The vectors $u, v$ are given by $u = 3i + 5j, v = i – 2j$
Find scalars $a, b$ such that $a(u + v) = 8i + (b – 2)j$

$(u+v)=4i+3j$
in order to get the $8i$ let $a=2$
then $2(4i+3j)=8i+6j$
in order to get $6j$ let $b=8$ then $(8-2)j=6j$
so $a=2$ and $b=8$

I am not sure of the precise definition of what scalar means here...at least with vectors

 

[tkhunny]

vectors u,v are given by u=3i+5j,v=i–2j
Find scalars a,b such that a(u+v)=8i+(b–2)j

u + v = <4,3>

Then <4a,3a> = <8,(b-2)>

4a = 8

3a = b-2

 

[eddybob123]

I am not sure of the precise definition of what scalar means here...at least with vectors

The definition is the same with everything; basically a number. Whether it's restricted to real or complex numbers is usually clear from context.

 

[karush]

vectors u,v are given by u=3i+5j,v=i–2j
Find scalars a,b such that a(u+v)=8i+(b–2)j

u + v = <4,3>

Then <4a,3a> = <8,(b-2)>

4a = 8

3a = b-2

yes, that looks like a much better way to solve it. especially if it gets a lot more complicated.

 

[CellCoree]

, scalars are simply the coefficients that multiply the unit vectors. So, in this case, a scalar would be any real number that can be multiplied to a vector to produce another vector. In this problem, we are given the vectors $u$ and $v$ and we need to find scalars $a$ and $b$ such that when we multiply $a(u+v)$, we get the vector $8i+(b-2)j$.
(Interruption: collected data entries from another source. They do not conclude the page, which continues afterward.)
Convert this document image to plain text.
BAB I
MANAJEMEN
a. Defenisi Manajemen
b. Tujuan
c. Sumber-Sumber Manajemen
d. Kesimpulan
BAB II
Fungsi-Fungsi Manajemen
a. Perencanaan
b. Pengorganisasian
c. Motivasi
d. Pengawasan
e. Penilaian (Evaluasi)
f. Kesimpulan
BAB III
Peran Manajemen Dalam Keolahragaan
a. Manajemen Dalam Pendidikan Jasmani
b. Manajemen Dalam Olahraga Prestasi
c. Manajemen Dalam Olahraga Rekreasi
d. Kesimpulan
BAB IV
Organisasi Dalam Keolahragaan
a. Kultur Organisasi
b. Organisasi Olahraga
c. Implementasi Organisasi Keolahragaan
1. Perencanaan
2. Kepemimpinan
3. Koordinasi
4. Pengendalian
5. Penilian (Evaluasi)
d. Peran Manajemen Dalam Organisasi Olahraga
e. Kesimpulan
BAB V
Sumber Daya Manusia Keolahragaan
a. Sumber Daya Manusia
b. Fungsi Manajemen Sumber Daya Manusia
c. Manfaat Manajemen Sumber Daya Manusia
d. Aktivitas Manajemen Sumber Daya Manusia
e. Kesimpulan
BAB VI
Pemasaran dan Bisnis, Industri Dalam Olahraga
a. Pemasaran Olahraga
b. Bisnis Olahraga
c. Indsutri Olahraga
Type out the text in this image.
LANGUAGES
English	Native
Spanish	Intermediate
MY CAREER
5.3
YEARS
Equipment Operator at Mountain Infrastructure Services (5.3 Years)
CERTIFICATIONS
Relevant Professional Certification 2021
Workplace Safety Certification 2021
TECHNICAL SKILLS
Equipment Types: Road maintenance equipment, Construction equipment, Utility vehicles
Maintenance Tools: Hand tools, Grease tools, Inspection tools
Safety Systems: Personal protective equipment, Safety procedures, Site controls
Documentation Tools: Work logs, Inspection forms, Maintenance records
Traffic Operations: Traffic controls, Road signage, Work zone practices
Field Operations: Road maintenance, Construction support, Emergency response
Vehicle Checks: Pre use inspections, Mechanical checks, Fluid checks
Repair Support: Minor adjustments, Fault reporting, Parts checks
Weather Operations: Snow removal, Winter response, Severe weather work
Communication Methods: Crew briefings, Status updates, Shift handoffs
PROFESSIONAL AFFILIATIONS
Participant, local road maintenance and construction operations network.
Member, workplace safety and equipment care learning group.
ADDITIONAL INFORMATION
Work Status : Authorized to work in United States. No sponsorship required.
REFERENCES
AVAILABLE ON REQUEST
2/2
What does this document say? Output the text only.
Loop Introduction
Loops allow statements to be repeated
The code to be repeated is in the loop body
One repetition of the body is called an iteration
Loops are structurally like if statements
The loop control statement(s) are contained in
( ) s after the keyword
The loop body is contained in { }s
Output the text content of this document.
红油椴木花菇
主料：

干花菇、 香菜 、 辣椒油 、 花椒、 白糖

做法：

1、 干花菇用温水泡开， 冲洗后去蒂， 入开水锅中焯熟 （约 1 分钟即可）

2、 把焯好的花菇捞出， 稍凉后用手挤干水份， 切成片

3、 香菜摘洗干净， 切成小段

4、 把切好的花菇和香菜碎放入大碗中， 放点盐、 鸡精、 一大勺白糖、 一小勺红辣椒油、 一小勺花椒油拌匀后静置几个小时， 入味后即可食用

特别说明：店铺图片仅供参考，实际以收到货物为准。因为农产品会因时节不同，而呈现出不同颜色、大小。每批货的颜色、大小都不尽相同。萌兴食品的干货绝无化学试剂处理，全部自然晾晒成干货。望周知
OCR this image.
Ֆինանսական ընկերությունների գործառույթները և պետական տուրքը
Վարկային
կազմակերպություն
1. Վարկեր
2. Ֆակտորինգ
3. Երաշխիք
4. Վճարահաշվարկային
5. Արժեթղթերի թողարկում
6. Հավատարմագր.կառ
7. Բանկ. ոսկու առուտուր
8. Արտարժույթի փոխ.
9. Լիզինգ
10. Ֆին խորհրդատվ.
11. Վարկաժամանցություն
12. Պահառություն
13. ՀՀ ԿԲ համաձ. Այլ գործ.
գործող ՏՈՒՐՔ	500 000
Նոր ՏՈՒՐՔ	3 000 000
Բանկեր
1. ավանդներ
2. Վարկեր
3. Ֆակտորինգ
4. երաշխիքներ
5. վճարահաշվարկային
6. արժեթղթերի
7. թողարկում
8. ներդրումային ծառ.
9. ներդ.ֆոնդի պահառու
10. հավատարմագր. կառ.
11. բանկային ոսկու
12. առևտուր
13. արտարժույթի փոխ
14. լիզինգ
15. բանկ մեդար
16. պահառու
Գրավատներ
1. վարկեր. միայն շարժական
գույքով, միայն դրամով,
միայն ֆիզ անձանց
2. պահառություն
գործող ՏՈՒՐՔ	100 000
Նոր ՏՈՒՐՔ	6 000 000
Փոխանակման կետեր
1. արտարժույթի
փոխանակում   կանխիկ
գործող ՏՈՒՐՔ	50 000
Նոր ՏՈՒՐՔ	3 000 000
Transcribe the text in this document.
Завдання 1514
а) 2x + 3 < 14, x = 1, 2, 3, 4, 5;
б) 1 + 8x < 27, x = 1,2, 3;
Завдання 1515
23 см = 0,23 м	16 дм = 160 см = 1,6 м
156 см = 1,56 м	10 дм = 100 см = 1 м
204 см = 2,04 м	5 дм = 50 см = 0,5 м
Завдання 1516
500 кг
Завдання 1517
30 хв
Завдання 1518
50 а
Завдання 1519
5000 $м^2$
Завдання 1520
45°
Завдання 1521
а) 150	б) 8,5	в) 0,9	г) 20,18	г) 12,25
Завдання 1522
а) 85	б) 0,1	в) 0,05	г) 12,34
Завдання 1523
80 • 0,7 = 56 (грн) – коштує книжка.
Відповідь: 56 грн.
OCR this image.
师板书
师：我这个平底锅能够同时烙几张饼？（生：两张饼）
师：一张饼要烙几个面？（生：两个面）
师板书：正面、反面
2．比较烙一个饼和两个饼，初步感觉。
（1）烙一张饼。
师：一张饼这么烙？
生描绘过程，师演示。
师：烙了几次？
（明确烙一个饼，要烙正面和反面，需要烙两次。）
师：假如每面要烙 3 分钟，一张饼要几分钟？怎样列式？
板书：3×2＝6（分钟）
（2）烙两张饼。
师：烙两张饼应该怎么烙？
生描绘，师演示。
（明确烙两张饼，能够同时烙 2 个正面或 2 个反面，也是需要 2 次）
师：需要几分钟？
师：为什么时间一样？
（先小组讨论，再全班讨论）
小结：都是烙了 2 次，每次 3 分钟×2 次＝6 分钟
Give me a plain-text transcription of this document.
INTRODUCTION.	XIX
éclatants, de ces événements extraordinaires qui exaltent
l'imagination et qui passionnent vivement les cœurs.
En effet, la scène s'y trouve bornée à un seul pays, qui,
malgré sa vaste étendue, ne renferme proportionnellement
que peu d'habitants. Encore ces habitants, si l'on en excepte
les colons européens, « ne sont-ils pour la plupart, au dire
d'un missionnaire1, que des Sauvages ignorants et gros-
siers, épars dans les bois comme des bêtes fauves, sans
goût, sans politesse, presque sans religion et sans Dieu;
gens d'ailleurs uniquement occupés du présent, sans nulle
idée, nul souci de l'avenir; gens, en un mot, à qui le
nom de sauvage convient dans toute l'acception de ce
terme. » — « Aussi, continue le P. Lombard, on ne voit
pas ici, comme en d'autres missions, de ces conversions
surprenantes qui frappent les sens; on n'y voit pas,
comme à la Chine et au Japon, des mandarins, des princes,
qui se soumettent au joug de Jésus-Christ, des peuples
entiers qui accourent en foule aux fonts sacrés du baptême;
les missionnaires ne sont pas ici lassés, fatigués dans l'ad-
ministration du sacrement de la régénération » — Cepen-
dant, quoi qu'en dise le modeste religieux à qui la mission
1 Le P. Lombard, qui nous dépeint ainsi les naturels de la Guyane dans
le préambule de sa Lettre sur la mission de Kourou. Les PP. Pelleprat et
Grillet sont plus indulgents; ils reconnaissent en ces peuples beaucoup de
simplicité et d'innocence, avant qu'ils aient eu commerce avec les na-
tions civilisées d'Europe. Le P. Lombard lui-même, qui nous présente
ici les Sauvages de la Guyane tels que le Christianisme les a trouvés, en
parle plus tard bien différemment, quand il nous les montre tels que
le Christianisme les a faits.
To find these scalars, we can first simplify the expression $a(u+v)$ by distributing the scalar $a$ to each term in the parentheses. This gives us $au+av$. Then, we can plug in the given values for $u$ and $v$ to get $a(3i+5j)+a(i-2j)$.

To get the desired vector $8i+(b-2)j$, we need the $i$ component to be $8i$. This means we need to have $a(3i)+a(i)=8i$. This can be achieved if $a=2$. Similarly, for the $j$ component to be $(b-2)j$, we need to have $a(5j)+a(-2j)=(b-2)j$. This can be achieved if $b=8$.

Therefore, the scalars $a=2$ and $b=8$ satisfy the given condition and the final expression becomes $2(u+v)=8i+6j$, which matches the desired vector.